Wenn das Kind nach den Gründen fragt, warum der Vater nicht oder immer wieder mit großer Verspätung kommt?
Wenn das Kind selbst fragt, kann es passieren, dass der gefragte Elternteil, weil er das Kind gerade nicht sehen will, da seine eigenen Emotionen und verletzten Gefühle zu dem Thema im Vordergrund stehen, dem Kind eine verstörende Antwort gibt. Daher ist es ganz wichtig, überlegt zu antworten. Wenn das Kind fragt: „Warum?“, dann könnte die Antwort lauten: „Ich weiß es nicht, ich habe keine Ahnung, aber ich sehe, dass es dich beschäftigt.

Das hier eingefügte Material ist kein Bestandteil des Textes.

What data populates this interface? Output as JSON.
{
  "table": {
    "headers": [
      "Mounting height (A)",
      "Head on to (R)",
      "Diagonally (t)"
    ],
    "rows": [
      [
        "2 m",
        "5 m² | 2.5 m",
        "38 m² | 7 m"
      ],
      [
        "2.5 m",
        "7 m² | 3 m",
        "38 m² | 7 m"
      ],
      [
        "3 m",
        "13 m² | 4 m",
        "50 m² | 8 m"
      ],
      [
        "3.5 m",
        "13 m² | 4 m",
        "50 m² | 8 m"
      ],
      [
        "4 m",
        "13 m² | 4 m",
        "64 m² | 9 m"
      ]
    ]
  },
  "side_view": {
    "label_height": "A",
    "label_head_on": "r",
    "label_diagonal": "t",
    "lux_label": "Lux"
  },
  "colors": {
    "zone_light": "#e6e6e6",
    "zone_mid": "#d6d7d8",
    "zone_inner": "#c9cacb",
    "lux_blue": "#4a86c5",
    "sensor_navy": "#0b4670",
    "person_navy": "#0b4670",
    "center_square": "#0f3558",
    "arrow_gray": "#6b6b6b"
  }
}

Ich denke, dass du gerade traurig und vielleicht sogar ärgerlich bist. Das ist okay.“ Wichtig ist, dass man eine ehrliche Position dem Kind gegenüber einnimmt und dem Kind signalisiert, dass man seine Not versteht beziehungsweise was diese Situation für das Kind bedeutet, und ihm zuhört.
Wie soll man als Mutter diese Dinge mit dem Expartner klären?
Wenn vereinbarte Dinge oder Termine vom Vater nicht eingehalten werden, sollten diese nicht vor dem Kind, sondern im Nachhinein, etwa per E-Mail, in ruhiger Atmosphäre geklärt werden.